I’d be curious to hear what you guys think of using a copper cable crimp connections rather than the aluminum blocks. The guy that had the local welding supply house made up our replacement welding leads for the gas welders (00 cable) with a neat little crimp tool that fastened the big copper connector to the cable ends,…seems like the copper would be a better connection. What’s the reason you guys don’t use them? ... [yes. I’ve tried to make sure and lube every aluminum electrical connection inside and out with the nolox].


Here’s the latest progress pic…
Used #2 copper wire to power the control panel and also to the transformer. The 0000 cable goes through the side of the transformer and out the other side of the wall to the furnace. I want to cut a hole in the top of the transformer cabinet and mount a small squirrel cage type blower to help cool stuff off. Also, the table is a permanent part of the electrical layout (made it ez’r on the back and knees)
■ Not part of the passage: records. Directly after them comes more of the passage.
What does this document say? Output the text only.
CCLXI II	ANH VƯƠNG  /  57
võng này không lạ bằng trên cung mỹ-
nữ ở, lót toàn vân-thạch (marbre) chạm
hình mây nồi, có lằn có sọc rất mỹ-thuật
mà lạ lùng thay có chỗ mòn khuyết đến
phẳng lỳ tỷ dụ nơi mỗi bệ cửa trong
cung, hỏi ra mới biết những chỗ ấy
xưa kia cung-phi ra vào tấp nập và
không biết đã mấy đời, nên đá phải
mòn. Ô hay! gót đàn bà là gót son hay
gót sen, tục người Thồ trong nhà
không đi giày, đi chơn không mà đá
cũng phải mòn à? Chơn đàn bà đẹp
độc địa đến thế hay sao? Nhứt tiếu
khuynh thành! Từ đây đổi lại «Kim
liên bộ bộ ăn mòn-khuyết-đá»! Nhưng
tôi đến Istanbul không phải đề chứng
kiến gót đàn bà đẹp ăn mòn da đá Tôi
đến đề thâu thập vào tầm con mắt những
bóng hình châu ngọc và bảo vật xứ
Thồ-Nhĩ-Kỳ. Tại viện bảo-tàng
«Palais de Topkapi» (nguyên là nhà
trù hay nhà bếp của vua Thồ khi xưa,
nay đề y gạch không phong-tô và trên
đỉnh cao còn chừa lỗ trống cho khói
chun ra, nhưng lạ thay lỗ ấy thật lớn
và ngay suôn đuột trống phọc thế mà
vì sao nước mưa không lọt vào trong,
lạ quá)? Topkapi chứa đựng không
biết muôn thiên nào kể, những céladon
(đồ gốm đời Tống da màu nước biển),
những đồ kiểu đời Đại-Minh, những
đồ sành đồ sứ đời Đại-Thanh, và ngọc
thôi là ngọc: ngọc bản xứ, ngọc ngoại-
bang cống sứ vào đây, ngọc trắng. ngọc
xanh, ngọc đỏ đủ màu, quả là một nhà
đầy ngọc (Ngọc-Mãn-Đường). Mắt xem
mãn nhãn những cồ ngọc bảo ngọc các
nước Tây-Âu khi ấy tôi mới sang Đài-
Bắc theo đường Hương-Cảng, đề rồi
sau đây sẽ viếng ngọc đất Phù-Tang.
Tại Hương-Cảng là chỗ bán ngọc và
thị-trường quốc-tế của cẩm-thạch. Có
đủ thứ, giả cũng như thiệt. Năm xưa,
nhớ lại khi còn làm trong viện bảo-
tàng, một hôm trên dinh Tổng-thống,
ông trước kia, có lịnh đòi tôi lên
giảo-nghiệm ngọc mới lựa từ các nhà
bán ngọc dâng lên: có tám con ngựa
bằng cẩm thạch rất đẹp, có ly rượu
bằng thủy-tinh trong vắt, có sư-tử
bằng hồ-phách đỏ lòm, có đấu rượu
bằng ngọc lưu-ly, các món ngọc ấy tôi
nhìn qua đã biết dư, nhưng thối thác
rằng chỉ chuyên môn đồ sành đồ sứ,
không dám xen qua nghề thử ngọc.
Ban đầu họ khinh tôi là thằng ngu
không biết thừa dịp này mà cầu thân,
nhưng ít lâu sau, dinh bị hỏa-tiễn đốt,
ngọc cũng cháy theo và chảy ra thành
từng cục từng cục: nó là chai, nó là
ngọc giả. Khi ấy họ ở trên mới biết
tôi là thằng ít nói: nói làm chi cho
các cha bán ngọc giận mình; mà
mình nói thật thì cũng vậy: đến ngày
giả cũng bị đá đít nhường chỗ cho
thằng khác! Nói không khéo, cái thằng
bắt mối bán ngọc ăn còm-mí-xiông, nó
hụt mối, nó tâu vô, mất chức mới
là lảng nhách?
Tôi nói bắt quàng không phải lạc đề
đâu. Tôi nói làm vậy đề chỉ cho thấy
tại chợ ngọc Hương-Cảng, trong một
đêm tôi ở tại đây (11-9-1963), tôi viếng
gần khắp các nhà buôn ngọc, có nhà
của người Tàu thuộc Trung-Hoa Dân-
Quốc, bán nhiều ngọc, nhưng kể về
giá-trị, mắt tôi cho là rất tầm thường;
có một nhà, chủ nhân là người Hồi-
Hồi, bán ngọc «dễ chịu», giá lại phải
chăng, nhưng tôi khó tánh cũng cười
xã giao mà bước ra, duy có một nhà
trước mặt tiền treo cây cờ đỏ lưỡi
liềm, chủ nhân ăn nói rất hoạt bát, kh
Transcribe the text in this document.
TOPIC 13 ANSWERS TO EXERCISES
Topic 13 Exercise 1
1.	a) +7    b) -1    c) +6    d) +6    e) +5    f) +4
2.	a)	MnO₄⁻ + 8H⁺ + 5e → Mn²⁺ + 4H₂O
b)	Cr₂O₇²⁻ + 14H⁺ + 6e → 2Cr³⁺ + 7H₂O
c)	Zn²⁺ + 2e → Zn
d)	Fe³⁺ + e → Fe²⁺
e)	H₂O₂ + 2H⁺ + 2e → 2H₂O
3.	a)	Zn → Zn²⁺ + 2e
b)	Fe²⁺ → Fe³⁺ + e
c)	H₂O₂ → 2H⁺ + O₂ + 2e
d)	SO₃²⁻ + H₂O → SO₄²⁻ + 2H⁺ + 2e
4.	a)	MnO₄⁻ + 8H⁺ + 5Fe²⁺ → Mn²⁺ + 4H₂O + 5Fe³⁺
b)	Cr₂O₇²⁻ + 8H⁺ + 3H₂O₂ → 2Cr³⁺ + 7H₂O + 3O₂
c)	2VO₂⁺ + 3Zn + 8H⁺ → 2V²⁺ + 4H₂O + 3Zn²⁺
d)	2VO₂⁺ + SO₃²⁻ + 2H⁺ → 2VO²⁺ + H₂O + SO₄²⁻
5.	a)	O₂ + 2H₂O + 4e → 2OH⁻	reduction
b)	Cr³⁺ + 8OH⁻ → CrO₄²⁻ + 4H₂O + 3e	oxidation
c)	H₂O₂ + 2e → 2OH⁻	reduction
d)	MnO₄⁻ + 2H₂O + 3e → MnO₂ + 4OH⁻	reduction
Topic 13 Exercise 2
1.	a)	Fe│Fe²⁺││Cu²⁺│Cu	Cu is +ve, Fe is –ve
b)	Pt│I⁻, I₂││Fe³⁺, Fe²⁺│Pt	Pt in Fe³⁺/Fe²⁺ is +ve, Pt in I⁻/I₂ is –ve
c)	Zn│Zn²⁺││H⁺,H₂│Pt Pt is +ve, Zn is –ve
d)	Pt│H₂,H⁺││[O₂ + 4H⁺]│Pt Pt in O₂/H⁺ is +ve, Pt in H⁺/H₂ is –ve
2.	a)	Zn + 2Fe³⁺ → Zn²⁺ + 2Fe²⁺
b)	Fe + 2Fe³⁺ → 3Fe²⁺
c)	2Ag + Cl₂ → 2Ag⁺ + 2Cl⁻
oh yeah...I jobbed out the pannel to Georgia Furnace for $1,600.00 bucks

Pete VanderLaan 07-24-2011 08:32 PM

When we tried the copper crimp connectors, they failed quickly.

Doug Sheridan 07-24-2011 09:00 PM

I had one of the aluminum blocks fail on my furnace and my electrician convinced me to let him install the copper crimped connector. It's been there for two years so far. He said the key to using them is the amount of torque used to crimp it. They used two, 3' cheaters to crimp with. Seemed crazy at the time, but it still works. Not a recommendation, just fyi.

Pete VanderLaan 07-25-2011 07:34 AM

That could certainly be the case. When Steve and I first used the copper crimp, we didn't have that kind of tooling available to crimp it. The positiv pressure from the allen bolt lug has worked for me. If the aluminum fails, it wasn't tightened enough in the first place. I would agree there should be a better way.

Lawrence Duckworth 07-25-2011 07:45 AM

Im pretty good at tigging copper to copper:)

Pete VanderLaan 07-25-2011 09:33 AM

Good. All that's left now is recreating the Portland Vase and you're done.

Lawrence Duckworth 07-25-2011 10:44 AM

Quote:

Originally Posted by Pete VanderLa[LIST
[/list]an;98718]All that's left now is recreating the Portland Vase and you're done.

Not a problem.....howz the RE-PETE" Coffee table book coming along.

Rollin Karg 07-25-2011 11:27 AM

We've done it both ways. If done correctly and the connection is kept cool they both work.

Lawrence Duckworth 08-25-2011 10:00 PM

Here are some Kiln progress photos.


.....a special thanks to David Russell, Dane and Scott Gamble....great forum!